Una data ancora non c'è, nessuno si azzarda a farla. Ma è Donald Trump, impaziente di ottenere i risultati sperati, a indicare quando e dove Usa e Cina potrebbero suggellare lo storico accordo per porre fine alla guerra dei dazi: fine marzo in Florida, nella 'Casa Bianca d’inverno' di Mar-a-Lago, il resort di famiglia dove il tycoon vuole invitare Xi Jinping.

Nelle ultime ore i due leader hanno lanciato la stretta finale nei negoziati, ripresi all’inizio della settimana a Washington ed estesi per altri due giorni nel tentativo di arrivare a un testo o a più testi condivisi. Sono le carte che poi dovrebbero essere sottoposte ai due presidenti proprio nel prossimo summit.

Xi ha inviato anche una lettera a Trump, dove auspica il raddoppio degli sforzi per trovare quell'intesa che per Pechino è a portata di mano. Anche l’inquilino della Casa Bianca ha ostentato ottimismo, incontrando nello Studio Ovale il vicepremier cinese, Liu He, pur mostrando maggiore cautela sull'esito finale delle trattative. Perché se è vero che il tycoon preme per l’accordo, che rappresenterebbe un fiore all’occhiello della campagna per la sua rielezione nel 2020, è anche vero che ancora molti ostacoli restano da superare.

La preoccupazione di molti è che Trump si accontenti della promessa fatta da Pechino di acquistare 1.200 miliardi di dollari in più di beni 'made in Usa' (dalla soia ai semiconduttori) per alleggerire il deficit commerciale, accettando di fatto un’intesa al ribasso piuttosto che pretendere quelle riforme strutturali dell’economia cinese invocate da tempo. Riforme che però - osservano diversi commentatori ed esperti - Pechino continua a vedere come un tentativo di contenere la sua espansione come potenza mondiale.

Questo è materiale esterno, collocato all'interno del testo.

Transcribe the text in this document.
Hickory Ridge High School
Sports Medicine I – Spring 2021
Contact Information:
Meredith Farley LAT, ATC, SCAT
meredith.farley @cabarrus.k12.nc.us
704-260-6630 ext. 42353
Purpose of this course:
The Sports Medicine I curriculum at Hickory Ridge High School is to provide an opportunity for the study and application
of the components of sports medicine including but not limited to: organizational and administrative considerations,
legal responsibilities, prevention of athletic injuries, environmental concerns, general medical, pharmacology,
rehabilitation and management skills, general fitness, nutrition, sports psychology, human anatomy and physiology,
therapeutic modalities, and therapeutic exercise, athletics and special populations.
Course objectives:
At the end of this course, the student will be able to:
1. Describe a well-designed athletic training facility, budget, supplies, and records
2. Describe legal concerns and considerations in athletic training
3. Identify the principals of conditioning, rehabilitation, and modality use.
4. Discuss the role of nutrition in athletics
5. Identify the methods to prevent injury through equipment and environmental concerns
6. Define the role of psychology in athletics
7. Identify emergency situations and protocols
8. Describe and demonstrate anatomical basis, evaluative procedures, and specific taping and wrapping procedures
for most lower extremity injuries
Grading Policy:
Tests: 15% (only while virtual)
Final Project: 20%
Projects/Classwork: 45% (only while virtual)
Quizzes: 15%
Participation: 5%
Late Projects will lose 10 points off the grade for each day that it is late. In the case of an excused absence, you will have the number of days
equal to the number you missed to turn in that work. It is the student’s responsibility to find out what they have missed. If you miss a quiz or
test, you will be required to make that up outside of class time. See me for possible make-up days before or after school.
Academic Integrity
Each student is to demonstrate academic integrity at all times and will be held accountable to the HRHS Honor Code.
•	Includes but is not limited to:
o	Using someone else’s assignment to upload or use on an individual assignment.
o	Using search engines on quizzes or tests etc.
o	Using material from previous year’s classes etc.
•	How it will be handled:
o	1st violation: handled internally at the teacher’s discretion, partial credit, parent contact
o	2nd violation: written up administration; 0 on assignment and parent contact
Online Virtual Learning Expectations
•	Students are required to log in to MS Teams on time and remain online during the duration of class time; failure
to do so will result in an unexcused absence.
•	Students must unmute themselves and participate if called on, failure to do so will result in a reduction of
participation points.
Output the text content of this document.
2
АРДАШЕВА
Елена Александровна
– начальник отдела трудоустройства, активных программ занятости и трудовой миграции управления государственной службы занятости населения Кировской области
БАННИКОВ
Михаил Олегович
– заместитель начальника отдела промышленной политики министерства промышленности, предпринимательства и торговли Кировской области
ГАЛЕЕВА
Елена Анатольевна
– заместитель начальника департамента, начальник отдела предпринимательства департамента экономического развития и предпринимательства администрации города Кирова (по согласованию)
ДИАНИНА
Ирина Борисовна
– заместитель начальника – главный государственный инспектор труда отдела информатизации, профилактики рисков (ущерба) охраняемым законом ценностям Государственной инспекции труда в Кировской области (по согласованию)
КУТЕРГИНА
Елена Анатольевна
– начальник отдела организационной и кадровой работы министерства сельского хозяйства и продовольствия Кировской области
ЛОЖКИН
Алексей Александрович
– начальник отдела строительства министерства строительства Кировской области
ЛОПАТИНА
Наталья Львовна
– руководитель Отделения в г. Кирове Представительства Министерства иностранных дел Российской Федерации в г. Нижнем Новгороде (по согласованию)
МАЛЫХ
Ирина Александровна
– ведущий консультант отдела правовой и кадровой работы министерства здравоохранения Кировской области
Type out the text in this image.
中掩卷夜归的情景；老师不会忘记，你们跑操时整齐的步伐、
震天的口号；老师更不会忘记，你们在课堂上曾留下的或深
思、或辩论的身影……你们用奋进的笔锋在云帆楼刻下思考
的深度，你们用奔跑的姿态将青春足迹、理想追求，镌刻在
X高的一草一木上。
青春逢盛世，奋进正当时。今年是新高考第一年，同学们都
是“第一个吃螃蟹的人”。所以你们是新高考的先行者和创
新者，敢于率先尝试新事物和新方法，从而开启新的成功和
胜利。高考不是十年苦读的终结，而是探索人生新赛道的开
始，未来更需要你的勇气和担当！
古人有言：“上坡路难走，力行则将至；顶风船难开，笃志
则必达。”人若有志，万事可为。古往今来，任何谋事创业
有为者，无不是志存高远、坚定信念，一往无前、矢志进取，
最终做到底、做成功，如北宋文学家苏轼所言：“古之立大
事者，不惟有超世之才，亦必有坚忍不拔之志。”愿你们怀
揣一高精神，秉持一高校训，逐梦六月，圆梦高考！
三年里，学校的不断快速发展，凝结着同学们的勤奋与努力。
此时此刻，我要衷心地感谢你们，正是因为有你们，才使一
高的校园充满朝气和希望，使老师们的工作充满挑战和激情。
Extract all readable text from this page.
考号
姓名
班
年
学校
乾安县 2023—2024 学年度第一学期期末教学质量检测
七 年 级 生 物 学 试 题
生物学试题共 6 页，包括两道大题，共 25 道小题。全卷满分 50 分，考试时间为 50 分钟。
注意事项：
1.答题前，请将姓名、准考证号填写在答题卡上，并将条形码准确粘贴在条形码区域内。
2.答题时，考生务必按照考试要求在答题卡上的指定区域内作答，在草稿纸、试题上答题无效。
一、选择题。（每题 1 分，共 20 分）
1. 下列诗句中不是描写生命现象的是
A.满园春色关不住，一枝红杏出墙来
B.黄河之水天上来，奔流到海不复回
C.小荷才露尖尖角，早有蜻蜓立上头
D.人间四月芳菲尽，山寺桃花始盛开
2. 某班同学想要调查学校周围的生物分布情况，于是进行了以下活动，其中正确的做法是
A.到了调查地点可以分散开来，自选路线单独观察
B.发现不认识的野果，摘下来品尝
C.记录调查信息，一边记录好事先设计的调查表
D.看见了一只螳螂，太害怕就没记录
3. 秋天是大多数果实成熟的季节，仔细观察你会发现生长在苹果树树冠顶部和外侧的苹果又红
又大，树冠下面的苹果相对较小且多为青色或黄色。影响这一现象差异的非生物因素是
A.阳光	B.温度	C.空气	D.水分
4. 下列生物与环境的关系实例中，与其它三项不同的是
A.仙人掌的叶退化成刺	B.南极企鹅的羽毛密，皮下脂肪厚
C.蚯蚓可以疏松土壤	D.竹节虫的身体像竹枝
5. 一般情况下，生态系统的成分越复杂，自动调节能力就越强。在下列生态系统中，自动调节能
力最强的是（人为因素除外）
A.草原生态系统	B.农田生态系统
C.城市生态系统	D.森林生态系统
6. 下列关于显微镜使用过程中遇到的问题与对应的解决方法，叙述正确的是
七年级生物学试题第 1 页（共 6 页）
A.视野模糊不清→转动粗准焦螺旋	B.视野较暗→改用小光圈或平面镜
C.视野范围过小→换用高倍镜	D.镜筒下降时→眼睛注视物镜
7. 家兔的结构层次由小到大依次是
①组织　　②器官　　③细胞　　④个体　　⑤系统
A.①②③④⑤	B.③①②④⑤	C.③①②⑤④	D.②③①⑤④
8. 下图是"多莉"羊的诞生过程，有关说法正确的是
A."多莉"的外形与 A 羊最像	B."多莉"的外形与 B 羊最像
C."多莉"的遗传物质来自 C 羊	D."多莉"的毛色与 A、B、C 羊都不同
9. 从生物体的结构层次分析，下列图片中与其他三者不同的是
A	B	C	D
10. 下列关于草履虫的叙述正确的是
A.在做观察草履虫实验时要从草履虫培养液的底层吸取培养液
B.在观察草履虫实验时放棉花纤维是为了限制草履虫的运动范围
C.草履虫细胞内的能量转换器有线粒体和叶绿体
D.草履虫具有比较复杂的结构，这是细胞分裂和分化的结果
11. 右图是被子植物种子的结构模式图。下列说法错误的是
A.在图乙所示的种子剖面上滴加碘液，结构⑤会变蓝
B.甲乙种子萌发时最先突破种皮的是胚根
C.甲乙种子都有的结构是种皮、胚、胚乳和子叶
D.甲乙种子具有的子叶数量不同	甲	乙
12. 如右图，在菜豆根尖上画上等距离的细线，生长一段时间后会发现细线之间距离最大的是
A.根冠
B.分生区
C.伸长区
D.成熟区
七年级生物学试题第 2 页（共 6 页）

Così, ci sono pochi dettagli sui progressi di cui le delegazioni americana e cinese continuano a parlare, mentre sul tavolo dei negoziati resterebbero irrisolti nodi cruciali, come il trasferimento delle tecnologie Usa alle aziende cinesi, gli aiuti e i sussidi che Pechino continua a garantire a molte sue aziende, creando concorrenza sleale, o la protezione della proprietà intellettuale, con gli Usa che non smettono di denunciare il furto dei diritti d’autore.

E poi c'è la questione della 'manipolazione' dei cambi da parte della Cina, più volte lamentata anche dall’Europa e su cui sembrerebbero esserci spiragli di intesa, ma anche qui senza alcun dettaglio sui risultati conseguiti. I colloqui comunque vanno avanti e Trump ha ribadito di essere disposto a prorogare la scadenza del primo marzo: quella che, senza un accordo, prevede l’aumento dal 10% a 25% dei dazi su 200 miliardi di dollari di prodotti 'made in Chinà.